Muy bien la búsqueda de nuevas lecturas sobre un mismo tema, pero lo cierto es que la película de Clark se conserva estupendamente, y verla es como un continuo flashback, descubriendo vez tras otra los múltiples homenajes que ha creado a lo largo de los años en el cine de aquellos que crecieron con Navidades negras.
Debo tildar de acierto la existencia de toda película que base el terror en la edulcorada etapa navideña, el contrapunto perfecto para cualquier ente o asesino que se precie. Una ambientación adorable y repelente a partes iguales que despierta el espíritu psycho de una gran parte de la población, es un espacio ideal para transgredir la comodidad del hogar. Para Clark parecía claro que debía aprovechar esos dos puntos fuertes, el entorno familiar y la incomodidad generalizada, convirtiendo la festividad en un fondo ilusorio y electrificado que entona a partes iguales la candidez y la muerte.
Porque eso se ha buscado en multitud de ocasiones en las mujeres que protagonizan slashers, una falsa candidez que el director estrangula literalmente en el desarrollo.
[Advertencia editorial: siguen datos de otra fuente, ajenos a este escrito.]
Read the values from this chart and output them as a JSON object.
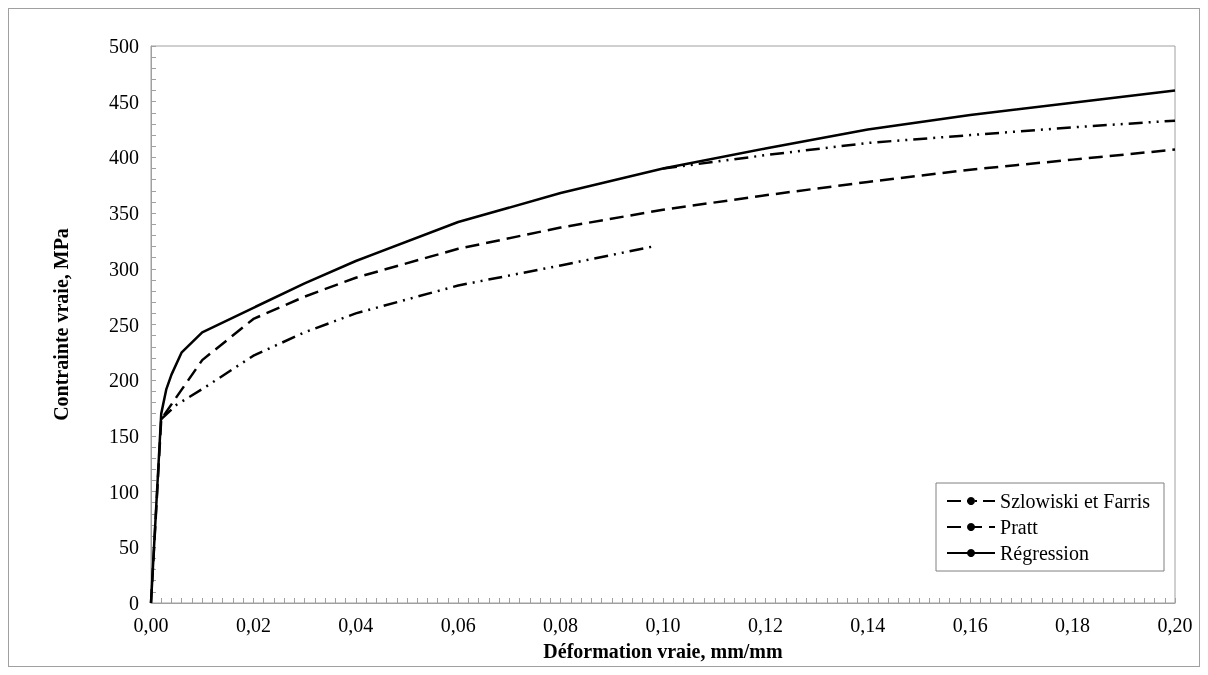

Nos encontramos en una hermandad universitaria femenina, así que hay tiempo para destacar las distintas personalidades de sus protagonistas, eliminando la imagen de indefensión o sometimiento por parte de todas ellas.
Es uno de sus atractivos, la viveza de unas mujeres que no entran en los cánones de víctima más allá de su situación estratégica. Clark estimula conversaciones y actitudes libres de presiones sociales, dentro de un contexto donde son el objetivo de una sombra lasciva. Porque siguiendo los movimientos de cámara más giallescos, el asesino es poco más que ojos y manos, con un poco habitual contrapunto: tiene multitud de voces. El acoso telefónico —hola, Scream de Wes Craven— es la vía directa con un acecho invisible, que permite la entrada de otro de los grandes hitos del terror junto a la navidad: la actuación policial y su maravillosa ineptitud ante el dolor ajeno —algo siempre visible en este género—.
Todo ello unido con la maestría que solo el creador de Dead of Night y Porky’s podía influir en un mismo film, Black Christmas juega con el tempo: sabe romper la tensión en momentos muy álgidos saltando a escenarios relajados, incluso cómicos, que distraen con eficacia la atención, dejando respirar al espectador. Al mismo tiempo, sabe prolongar una especie de imagen ilusoria sobre la muerte. Apenas hay un contacto directo, y casi todo sucede fuera de campo, pero explota sí nos hace partícipes del final de sus víctimas, disfrutando incluso de un reflejo de muerte puramente artístico.
Divertida, tensa y visualmente vigorosa, Black Christmas es un must navideño que rescatar año tras año, incapaz de envejecer.